36.?? Sudan criminalized female genital mutilation. According to the United Nations, 90% of the country’s women still suffer from it, but now it will be a crime punishable by jail. | BBC

37. ? More girls go to school. Since 1995, girls around the world who receive a secondary education have gone from 73% to 89%. The percentage of university students has tripled. | Unesco

38. ?‍?‍?‍? More time caring for children. Between 1965 and 2010, Spanish parents (men) went from dedicating just 10 minutes a day to their children, feeding, cleaning or playing with them, to dedicating a little more than an hour to them. | OWiD

39. ? Sometimes you don’t have to go far. A Swedish photographer had to cancel all his work abroad due to the epidemic; in return, he toured his homeland taking fantastic photos. | ‘ NYT ‘

40. ? Other times yes: China sent a mission to Mars. The probe should land on the red planet in 2021. | ‘ NYT’

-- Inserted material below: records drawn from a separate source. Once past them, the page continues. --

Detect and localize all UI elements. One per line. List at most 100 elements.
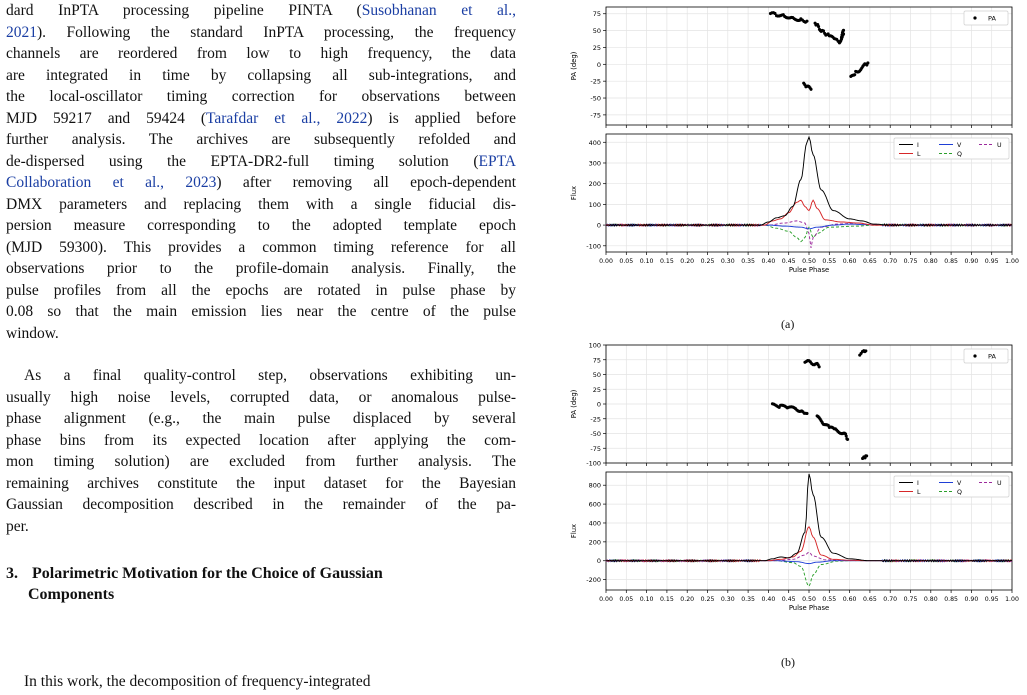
y-tick-label: 100 <box>589 342 601 350</box>
x-tick-label: 0.55 <box>822 596 836 603</box>
pa-data-point <box>817 25 821 29</box>
pa-data-point <box>840 31 845 35</box>
text-fragment: are integrated in time by collapsing all… <box>6 66 516 84</box>
x-tick-label: 0.55 <box>822 258 836 265</box>
text-line: Gaussian decomposition described in the … <box>6 494 516 516</box>
text-fragment: per. <box>6 517 29 535</box>
series-line-i <box>605 473 1013 563</box>
x-tick-label: 0.10 <box>640 596 654 603</box>
x-axis-label: Pulse Phase <box>789 266 829 274</box>
legend-marker-pa <box>973 354 977 358</box>
y-axis-label: Flux <box>570 186 578 200</box>
text-line: phase alignment (e.g., the main pulse di… <box>6 408 516 430</box>
legend-marker-pa <box>973 16 977 20</box>
y-tick-label: 100 <box>589 201 601 209</box>
y-tick-label: -25 <box>590 78 601 86</box>
section-title-line2: Components <box>28 586 115 603</box>
text-fragment: further analysis. The archives are subse… <box>6 131 516 148</box>
legend-label-l: L <box>917 151 921 158</box>
text-line: mon timing solution) are excluded from f… <box>6 451 516 473</box>
x-tick-label: 0.15 <box>660 258 674 265</box>
text-fragment <box>164 174 185 191</box>
y-tick-label: 25 <box>593 44 601 52</box>
legend-label-l: L <box>917 489 921 496</box>
text-line: usually high noise levels, corrupted dat… <box>6 387 516 409</box>
text-line: dard InPTA processing pipeline PINTA (Su… <box>6 0 516 22</box>
text-fragment: MJD 59217 and 59424 ( <box>6 109 206 127</box>
x-tick-label: 0.40 <box>762 596 776 603</box>
y-tick-label: 200 <box>589 538 601 546</box>
x-tick-label: 0.45 <box>782 258 796 265</box>
chart-panel: -200 0 200 400 600 800 0.00 0.05 0.10 0.15 0.20 0.2… <box>570 471 1019 612</box>
citation-link[interactable]: EPTA <box>478 152 516 170</box>
pa-data-point <box>821 29 826 33</box>
x-tick-label: 0.85 <box>944 596 958 603</box>
paragraph-text: In this work, the decomposition of frequ… <box>24 673 371 690</box>
y-tick-label: -75 <box>590 111 601 119</box>
legend-label-i: I <box>917 480 919 487</box>
text-fragment: window. <box>6 324 59 342</box>
pa-data-point <box>809 87 813 91</box>
text-fragment: the local-oscillator timing correction f… <box>6 88 516 105</box>
x-tick-label: 0.45 <box>782 596 796 603</box>
text-fragment: usually high noise levels, corrupted dat… <box>6 388 516 406</box>
section-number: 3. <box>6 565 18 582</box>
x-tick-label: 0.70 <box>883 596 897 603</box>
y-tick-label: 0 <box>597 61 601 69</box>
x-tick-label: 0.40 <box>762 258 776 265</box>
citation-link[interactable]: Susobhanan et al., <box>361 2 516 19</box>
text-fragment: (MJD 59300). This provides a common timi… <box>6 238 516 256</box>
y-tick-label: 300 <box>589 159 601 167</box>
pa-data-point <box>844 434 848 438</box>
x-tick-label: 0.05 <box>619 596 633 603</box>
x-tick-label: 1.00 <box>1005 258 1019 265</box>
text-line: further analysis. The archives are subse… <box>6 129 516 151</box>
legend-box <box>893 137 1010 160</box>
y-tick-label: 0 <box>597 401 601 409</box>
chart-panel: -100 0 100 200 300 400 0.00 0.05 0.10 0.15 0.20 0.2… <box>570 133 1019 274</box>
text-fragment: persion measure corresponding to the ado… <box>6 217 516 234</box>
pa-data-point <box>805 411 809 415</box>
pa-data-point <box>817 365 821 369</box>
chart-panel: -75 -50 -25 0 25 50 75 PA (deg) PA <box>570 6 1013 128</box>
text-fragment: ) after removing all epoch-dependent <box>216 174 517 191</box>
text-line: per. <box>6 516 516 538</box>
y-tick-label: -75 <box>590 445 601 453</box>
x-tick-label: 0.25 <box>701 596 715 603</box>
text-fragment: ) is applied before <box>367 109 516 127</box>
x-tick-label: 0.35 <box>741 596 755 603</box>
citation-link[interactable]: 2021 <box>6 23 37 41</box>
legend-label-u: U <box>997 142 1002 149</box>
text-fragment: ). Following the standard InPTA processi… <box>37 23 516 41</box>
pa-data-point <box>846 437 850 441</box>
paragraph-processing: dard InPTA processing pipeline PINTA (Su… <box>6 0 516 344</box>
x-tick-label: 0.80 <box>924 596 938 603</box>
text-fragment: 0.08 so that the main emission lies near… <box>6 303 516 320</box>
x-tick-label: 0.60 <box>843 258 857 265</box>
pa-data-point <box>866 61 870 65</box>
text-line: remaining archives constitute the input … <box>6 473 516 495</box>
pa-data-point <box>865 454 869 458</box>
text-line: the local-oscillator timing correction f… <box>6 86 516 108</box>
paragraph-decomposition: In this work, the decomposition of frequ… <box>6 671 516 693</box>
text-fragment: remaining archives constitute the input … <box>6 474 516 492</box>
text-fragment: As a final quality-control step, observa… <box>24 367 516 384</box>
x-tick-label: 0.75 <box>904 596 918 603</box>
x-tick-label: 0.90 <box>965 258 979 265</box>
x-tick-label: 0.60 <box>843 596 857 603</box>
text-line: 0.08 so that the main emission lies near… <box>6 301 516 323</box>
citation-link[interactable]: 2023 <box>185 174 217 191</box>
legend-label-v: V <box>957 142 962 149</box>
x-tick-label: 0.35 <box>741 258 755 265</box>
y-axis-label: Flux <box>570 524 578 538</box>
y-tick-label: -50 <box>590 95 601 103</box>
y-tick-label: -50 <box>590 430 601 438</box>
citation-link[interactable]: 2022 <box>336 109 368 127</box>
x-tick-label: 0.90 <box>965 596 979 603</box>
text-line: phase bins from its expected location af… <box>6 430 516 452</box>
citation-link[interactable]: Collaboration et al., <box>6 174 165 191</box>
text-fragment: phase bins from its expected location af… <box>6 431 516 449</box>
text-fragment: Gaussian decomposition described in the … <box>6 496 516 513</box>
y-axis-label: PA (deg) <box>570 389 578 418</box>
citation-link[interactable]: Tarafdar et al., <box>205 109 321 127</box>
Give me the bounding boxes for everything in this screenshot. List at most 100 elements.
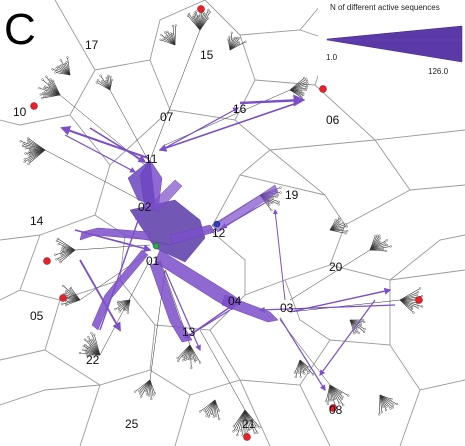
tree-leaf	[28, 159, 31, 163]
marker-green	[152, 242, 160, 250]
tree-leaf	[23, 160, 26, 163]
tree-leaf	[271, 201, 274, 205]
tree-branch	[294, 359, 301, 373]
region-label-12: 12	[212, 226, 226, 240]
tree-leaf	[116, 300, 120, 303]
tree-branch	[244, 409, 250, 431]
tree-branch	[119, 299, 131, 312]
tree-leaf	[338, 219, 341, 222]
tree-leaf	[376, 234, 379, 237]
tree-branch	[140, 379, 151, 397]
tree-leaf	[87, 339, 90, 342]
tree-branch	[329, 229, 346, 234]
tree-branch	[50, 79, 61, 96]
tree-leaf	[384, 408, 388, 411]
flow-20-04	[258, 304, 396, 313]
tree-branch	[28, 149, 46, 165]
tree-leaf	[87, 336, 90, 339]
tree-leaf	[182, 355, 185, 358]
flow-19-12	[220, 199, 271, 229]
tree-leaf	[297, 371, 300, 374]
flow-05-13	[79, 259, 121, 332]
tree-connector	[289, 299, 401, 313]
flow-hub-fan	[129, 199, 206, 263]
tree-leaf	[205, 414, 208, 417]
tree-leaf	[268, 203, 271, 206]
tree-branch	[127, 299, 131, 313]
tree-branch	[66, 290, 81, 301]
tree-branch	[299, 359, 309, 373]
tree-branch	[369, 244, 387, 251]
tree-branch	[164, 32, 176, 46]
tree-leaf	[215, 414, 218, 417]
tree-leaf	[389, 245, 392, 248]
tree-leaf	[390, 398, 393, 401]
tree-leaf	[38, 86, 41, 90]
tree-leaf	[107, 74, 110, 77]
tree-branch	[295, 359, 301, 377]
marker-red	[30, 102, 38, 110]
tree-leaf	[363, 330, 366, 333]
legend: N of different active sequences 1.0 126.…	[318, 0, 465, 78]
tree-branch	[57, 238, 76, 251]
tree-leaf	[363, 320, 366, 324]
tree-leaf	[299, 90, 302, 93]
tree-leaf	[228, 35, 231, 38]
tree-leaf	[203, 409, 206, 412]
tree-branch	[211, 399, 216, 415]
tree-leaf	[378, 413, 381, 416]
tree-leaf	[152, 394, 155, 397]
tree-leaf	[45, 75, 48, 78]
tree-leaf	[59, 59, 62, 62]
flow-01-21	[164, 269, 201, 352]
tree-leaf	[342, 404, 345, 407]
tree-leaf	[380, 411, 383, 414]
tree-branch	[56, 68, 71, 76]
tree-branch	[379, 394, 394, 408]
tree-leaf	[84, 351, 88, 354]
tree-branch	[289, 81, 308, 91]
tree-branch	[299, 359, 314, 375]
tree-leaf	[191, 357, 194, 360]
tree-leaf	[58, 259, 61, 262]
tree-branch	[146, 379, 151, 395]
tree-branch	[329, 384, 343, 400]
tree-leaf	[341, 228, 344, 231]
tree-branch	[199, 10, 203, 31]
flow-01-13	[149, 261, 193, 343]
tree-leaf	[169, 32, 172, 35]
tree-leaf	[325, 400, 328, 403]
tree-leaf	[64, 291, 67, 294]
tree-branch	[329, 222, 344, 231]
tree-branch	[189, 344, 197, 360]
tree-leaf	[381, 248, 385, 251]
tree-leaf	[195, 358, 198, 361]
tree-branch	[399, 299, 414, 313]
tree-branch	[327, 384, 331, 404]
tree-leaf	[347, 394, 350, 397]
flow-06-11	[158, 101, 301, 152]
tree-branch	[148, 379, 151, 396]
tree-leaf	[93, 333, 96, 336]
flow-20-08	[319, 299, 376, 376]
region-label-16: 16	[233, 102, 247, 116]
tree-connector	[164, 89, 291, 146]
tree-leaf	[199, 410, 202, 413]
tree-branch	[329, 384, 336, 406]
tree-leaf	[420, 295, 424, 298]
tree-leaf	[334, 397, 337, 401]
region-label-19: 19	[285, 188, 299, 202]
tree-leaf	[233, 36, 236, 40]
tree-leaf	[69, 286, 73, 290]
tree-branch	[42, 79, 61, 96]
tree-branch	[329, 217, 340, 231]
tree-branch	[57, 66, 71, 76]
tree-branch	[139, 379, 151, 392]
tree-leaf	[82, 345, 85, 348]
flow-02-07	[149, 179, 183, 213]
tree-branch	[369, 235, 380, 251]
tree-branch	[109, 76, 111, 91]
tree-branch	[108, 75, 111, 91]
tree-leaf	[186, 14, 190, 17]
tree-leaf	[235, 36, 239, 39]
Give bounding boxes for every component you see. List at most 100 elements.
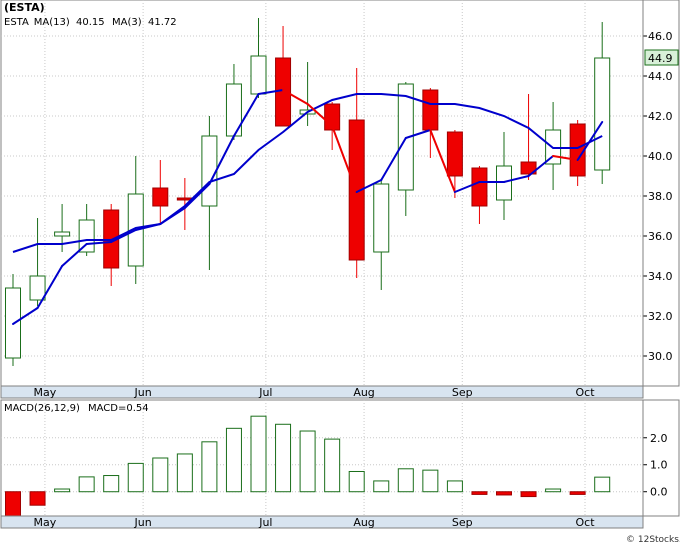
ma3-segment-down (331, 125, 358, 193)
macd-bar-positive (127, 462, 144, 493)
macd-bar-positive (225, 427, 242, 493)
ma3-segment-up (208, 135, 235, 185)
macd-legend-entry: MACD=0.54 (88, 403, 149, 414)
ma3-segment-up (232, 93, 260, 137)
legend-entry: 41.72 (148, 17, 177, 28)
ma3-segment-up (85, 241, 113, 245)
macd-legend-entry: MACD(26,12,9) (4, 403, 80, 414)
macd-bar-positive (446, 480, 463, 493)
ma3-segment-up (453, 181, 481, 193)
date-tick-label: Aug (353, 386, 374, 399)
candle-down (446, 131, 463, 177)
candle-up (54, 231, 71, 237)
price-date-axis-band (0, 385, 644, 399)
macd-tick-label: 1.0 (650, 459, 668, 472)
ticker-label: (ESTA) (4, 1, 45, 14)
ma3-segment-up (527, 155, 555, 177)
candle-up (594, 57, 611, 171)
price-plot-frame (0, 0, 644, 387)
date-tick-label: May (34, 386, 57, 399)
price-tick-label: 34.0 (648, 270, 673, 283)
candle-up (373, 183, 390, 253)
chart-overlay: (ESTA) © 12Stocks.com (4, 1, 680, 545)
macd-date-axis-band (0, 515, 644, 529)
price-tick-label: 44.0 (648, 70, 673, 83)
price-panel: 30.0 32.0 34.0 36.0 38.0 40.0 42.0 44.0 46.0 May J… (0, 0, 680, 399)
macd-bar-positive (397, 468, 414, 493)
macd-bar-positive (78, 476, 95, 493)
price-tick-label: 40.0 (648, 150, 673, 163)
ma3-segment-up (134, 223, 162, 231)
candle-down (471, 167, 488, 207)
macd-bar-positive (545, 488, 562, 493)
candle-down (569, 123, 586, 177)
legend-entry: ESTA (4, 17, 29, 28)
macd-date-tick-label: Oct (575, 516, 595, 529)
ma3-segment-up (257, 89, 285, 95)
macd-bar-negative (29, 491, 46, 506)
macd-date-tick-label: May (34, 516, 57, 529)
macd-bar-positive (103, 475, 120, 493)
macd-bar-negative (569, 491, 586, 495)
macd-bar-positive (250, 415, 267, 493)
ma3-segment-down (282, 89, 309, 105)
macd-bar-positive (594, 476, 611, 493)
legend-entry: MA(13) (34, 17, 70, 28)
price-tick-label: 30.0 (648, 350, 673, 363)
candle-up (250, 55, 267, 95)
ma3-segment-down (552, 155, 579, 161)
ma3-segment-up (110, 229, 137, 243)
macd-bar-positive (201, 441, 218, 493)
macd-bar-negative (496, 491, 512, 496)
candle-down (152, 187, 169, 207)
candle-down (520, 161, 537, 175)
macd-bar-positive (176, 453, 193, 493)
candle-up (78, 219, 95, 253)
ma3-segment-up (355, 179, 383, 193)
macd-tick-label: 2.0 (650, 432, 668, 445)
date-tick-label: Jun (134, 386, 152, 399)
ma3-segment-up (503, 175, 530, 183)
macd-bar-positive (422, 469, 439, 493)
ma3-segment-up (159, 207, 186, 225)
last-price-label: 44.9 (648, 52, 673, 65)
macd-tick-label: 0.0 (650, 486, 668, 499)
watermark: © 12Stocks.com (626, 535, 680, 545)
macd-axis-frame (642, 399, 680, 517)
candle-up (29, 275, 46, 301)
legend-entry: 40.15 (76, 17, 105, 28)
macd-bar-positive (54, 488, 71, 493)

41. ? SpaceX became the first company to take humans into space. Two astronauts spent nine weeks at the ISS station before landing back: “Welcome to planet Earth. Thanks for flying with SpaceX. ” | ‘FT’

42. ?‍♂️ “Our people can fly”, thought millions of people watching a viral video on the Internet. It starred an 11-year-old Nigerian boy who dances ballet barefoot in the Lagos drizzle.

By Sam Brad

The Great Writer and The Passionate Poet As Well, He Graduated from University Of Florida in Journalism and Brad have around 12 years of experience in news and media section.